Presidensi G20 Menjawab Lima Isu Strategis Global

387
G20 Jawab Lima Isu Strategis
Sumber: Bank Indonesia

(Vibiznews – Banking & Insurance) – Pada penutupan Presidensi G20 Indonesia Jalur Keuangan di Nusa Dua, Bali (17/7) dibahas lima isu strategis global. Ini merupakan rangkaian side event G20 Finance Track: Finance and Central Bank Deputies (FCBD) dan 3rd Finance Ministers and Central Bank Governors Meeting (FMCBG).

Lima Issue Strategis Global yang dihadapi Otoritas Pengambil Kebijakan di dunia.

Pertama, bagaimana mengatasi isu kesehatan akibat pandemi covid dan ketahanan pangan yang disebabkan gangguan pasokan.

Kedua, bagaimana mengintegrasikan berbagai kebijakan makroekonomi menjadi bauran kebijakan yang efektif.
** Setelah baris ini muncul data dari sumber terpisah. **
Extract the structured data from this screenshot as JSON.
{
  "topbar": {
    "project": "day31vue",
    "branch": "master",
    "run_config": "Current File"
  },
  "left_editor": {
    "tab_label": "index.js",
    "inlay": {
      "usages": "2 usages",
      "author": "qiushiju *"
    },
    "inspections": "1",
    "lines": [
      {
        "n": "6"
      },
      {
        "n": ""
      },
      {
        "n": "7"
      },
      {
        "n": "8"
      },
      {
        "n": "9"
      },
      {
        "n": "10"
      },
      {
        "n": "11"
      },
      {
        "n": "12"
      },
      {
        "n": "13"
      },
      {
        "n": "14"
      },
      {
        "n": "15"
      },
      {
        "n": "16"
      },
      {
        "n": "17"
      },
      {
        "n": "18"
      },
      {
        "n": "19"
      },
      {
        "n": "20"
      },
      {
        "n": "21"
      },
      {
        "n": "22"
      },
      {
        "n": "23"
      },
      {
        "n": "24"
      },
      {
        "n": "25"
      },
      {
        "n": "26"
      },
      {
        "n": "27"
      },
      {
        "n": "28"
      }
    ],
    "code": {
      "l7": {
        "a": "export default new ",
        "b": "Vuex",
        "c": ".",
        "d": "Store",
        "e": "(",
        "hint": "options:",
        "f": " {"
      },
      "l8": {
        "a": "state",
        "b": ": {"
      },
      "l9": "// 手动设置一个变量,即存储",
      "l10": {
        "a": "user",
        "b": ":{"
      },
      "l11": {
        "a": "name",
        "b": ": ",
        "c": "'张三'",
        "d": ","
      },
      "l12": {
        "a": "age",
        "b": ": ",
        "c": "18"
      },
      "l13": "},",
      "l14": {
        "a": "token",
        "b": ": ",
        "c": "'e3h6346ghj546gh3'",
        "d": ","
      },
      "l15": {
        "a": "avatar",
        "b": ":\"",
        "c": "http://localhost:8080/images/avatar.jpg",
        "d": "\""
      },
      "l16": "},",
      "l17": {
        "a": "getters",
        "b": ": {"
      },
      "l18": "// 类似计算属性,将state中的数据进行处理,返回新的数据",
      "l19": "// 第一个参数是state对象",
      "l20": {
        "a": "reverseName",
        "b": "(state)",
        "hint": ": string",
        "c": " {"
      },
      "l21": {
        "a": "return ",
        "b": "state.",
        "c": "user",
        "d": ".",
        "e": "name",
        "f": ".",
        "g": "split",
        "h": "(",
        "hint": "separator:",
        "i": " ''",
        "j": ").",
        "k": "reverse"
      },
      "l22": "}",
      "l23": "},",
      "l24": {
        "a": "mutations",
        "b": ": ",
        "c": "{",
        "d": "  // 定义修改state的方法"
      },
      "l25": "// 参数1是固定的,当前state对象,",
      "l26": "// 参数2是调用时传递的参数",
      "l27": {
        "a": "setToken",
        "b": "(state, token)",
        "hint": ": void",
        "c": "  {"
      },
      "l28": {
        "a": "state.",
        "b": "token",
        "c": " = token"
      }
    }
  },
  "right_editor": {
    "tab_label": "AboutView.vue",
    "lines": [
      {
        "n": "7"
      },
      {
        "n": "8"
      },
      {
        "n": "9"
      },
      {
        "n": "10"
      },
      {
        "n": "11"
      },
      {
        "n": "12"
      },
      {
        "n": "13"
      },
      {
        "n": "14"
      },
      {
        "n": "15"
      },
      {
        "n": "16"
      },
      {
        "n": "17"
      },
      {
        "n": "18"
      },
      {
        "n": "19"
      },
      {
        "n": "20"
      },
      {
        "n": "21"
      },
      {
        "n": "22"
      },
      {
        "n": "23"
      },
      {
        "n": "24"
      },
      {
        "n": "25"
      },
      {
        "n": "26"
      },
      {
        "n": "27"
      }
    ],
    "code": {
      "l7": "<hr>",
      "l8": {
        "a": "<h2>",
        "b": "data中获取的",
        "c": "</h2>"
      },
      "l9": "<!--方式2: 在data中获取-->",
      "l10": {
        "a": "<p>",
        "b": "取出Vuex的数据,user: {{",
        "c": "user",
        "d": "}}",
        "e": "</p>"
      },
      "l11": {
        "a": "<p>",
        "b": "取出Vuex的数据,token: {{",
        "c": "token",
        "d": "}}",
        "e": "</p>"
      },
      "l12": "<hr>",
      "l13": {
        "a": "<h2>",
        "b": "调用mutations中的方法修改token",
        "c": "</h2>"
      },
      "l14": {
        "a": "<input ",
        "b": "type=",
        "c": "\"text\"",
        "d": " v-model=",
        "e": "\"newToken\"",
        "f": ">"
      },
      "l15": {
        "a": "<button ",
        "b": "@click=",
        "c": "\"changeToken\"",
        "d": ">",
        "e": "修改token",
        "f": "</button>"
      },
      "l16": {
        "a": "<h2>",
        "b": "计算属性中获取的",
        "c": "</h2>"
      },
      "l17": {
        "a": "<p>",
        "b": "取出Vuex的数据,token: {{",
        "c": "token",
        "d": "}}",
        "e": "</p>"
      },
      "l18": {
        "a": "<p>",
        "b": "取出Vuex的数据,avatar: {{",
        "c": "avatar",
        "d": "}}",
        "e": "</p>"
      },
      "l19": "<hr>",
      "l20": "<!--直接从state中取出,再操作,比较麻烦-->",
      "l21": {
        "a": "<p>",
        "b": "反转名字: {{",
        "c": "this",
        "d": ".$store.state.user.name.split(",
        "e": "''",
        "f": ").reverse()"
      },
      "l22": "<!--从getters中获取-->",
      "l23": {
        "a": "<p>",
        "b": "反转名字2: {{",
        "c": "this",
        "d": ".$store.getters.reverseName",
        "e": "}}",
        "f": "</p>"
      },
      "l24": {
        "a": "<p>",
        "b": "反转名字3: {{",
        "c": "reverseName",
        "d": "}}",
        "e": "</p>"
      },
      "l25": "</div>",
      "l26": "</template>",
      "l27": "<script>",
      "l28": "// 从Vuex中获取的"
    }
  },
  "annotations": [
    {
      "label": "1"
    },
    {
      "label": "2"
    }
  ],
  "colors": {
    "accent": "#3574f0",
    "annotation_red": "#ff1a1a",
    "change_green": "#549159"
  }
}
Ketiga, bagaimana menerapkan bauran kebijakan tersebut untuk menjaga stabilitas makroekonomi dan sistem keuangan serta memperkuat pemulihan ekonomi.

Keempat, bagaimana CBDC dapat dirancang sehingga dapat memfasilitasi konektivitas pembayaran lintas negara namun tetap menjaga stabilitas moneter dan sistem keuangan. Selanjutnya, meramu mitigasi dampak negatif dari asset kripto terhadap stabilitas sistem keuangan melalui kerangka pengaturan dan pengawasan yang efektif.

Dan kelima, bagaimana sinergi antara upaya transisi, termasuk dukungan keuangan berkelanjutan menuju net zero carbon emissions.

Kelima isu tersebut dilatarbelakangi kerentanan perekonomian global dengan tingkat inflasi yang tinggi dengan pemulihan yang lebih lemah.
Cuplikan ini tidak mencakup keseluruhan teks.